A state election is taking place in Bavaria today which should be a key test for Chancellor Merkel’s political future, and could result in a political landslide in the state that holds 16% of the total German population and is responsible for more than 18% of German GDP.

Polls indicate that both the CSU (the sister party to Merkel’s CDU) and the center-left SPD will both lose votes, though most analysts expect the CSU to be able to form a government with other smaller parties (either the FDP and the Free Voters, or the Greens), which should give Merkel more breathing room in Berlin. She might be able to oust the more combative elements within her government, and could therefore gain leeway over asylum and European policy.
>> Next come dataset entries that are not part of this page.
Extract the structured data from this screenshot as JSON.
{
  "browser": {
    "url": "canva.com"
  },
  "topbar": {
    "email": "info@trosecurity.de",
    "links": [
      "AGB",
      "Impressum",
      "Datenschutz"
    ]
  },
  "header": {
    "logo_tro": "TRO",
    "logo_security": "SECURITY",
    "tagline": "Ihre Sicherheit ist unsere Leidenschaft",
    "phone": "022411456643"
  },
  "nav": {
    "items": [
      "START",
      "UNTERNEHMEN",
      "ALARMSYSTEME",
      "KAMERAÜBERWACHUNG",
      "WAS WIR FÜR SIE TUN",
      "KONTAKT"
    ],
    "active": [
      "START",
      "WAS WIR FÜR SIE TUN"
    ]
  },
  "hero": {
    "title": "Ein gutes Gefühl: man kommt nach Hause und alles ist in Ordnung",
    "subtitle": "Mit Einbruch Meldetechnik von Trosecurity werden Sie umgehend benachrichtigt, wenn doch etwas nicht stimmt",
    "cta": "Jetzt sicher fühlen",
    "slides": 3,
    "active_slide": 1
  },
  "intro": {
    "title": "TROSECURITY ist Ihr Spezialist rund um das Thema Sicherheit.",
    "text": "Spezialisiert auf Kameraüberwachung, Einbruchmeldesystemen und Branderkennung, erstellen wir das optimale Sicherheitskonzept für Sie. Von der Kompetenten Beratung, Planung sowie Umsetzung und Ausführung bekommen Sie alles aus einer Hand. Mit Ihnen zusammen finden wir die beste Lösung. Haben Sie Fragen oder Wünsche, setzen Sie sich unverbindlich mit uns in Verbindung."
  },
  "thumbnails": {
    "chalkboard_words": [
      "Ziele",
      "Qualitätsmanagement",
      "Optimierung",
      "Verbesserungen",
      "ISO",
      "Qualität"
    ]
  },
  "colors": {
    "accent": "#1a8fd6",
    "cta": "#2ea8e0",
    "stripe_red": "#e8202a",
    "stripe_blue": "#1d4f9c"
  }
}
That said, as ING warns (full preview below), regardless of the outcome of Sunday’s elections, be prepared for a political landslide with a long-term impact on German national politics: a dramatic defeat of the CSU would first lead to an earthquake in Bavaria, foreshadowing future political developments and structural shifts at the national level; an unexpected comeback of the CSU would probably prompt a political landslide in Berlin.

Below we publish a complete preview of what to expect, courtesy of ING Economics’ Carsten Brzeski, who notes that Sunday’s regional elections in Bavaria could become an important milestone, either imminently or in the future, and that the result will be a “political landslide – one way or the other.”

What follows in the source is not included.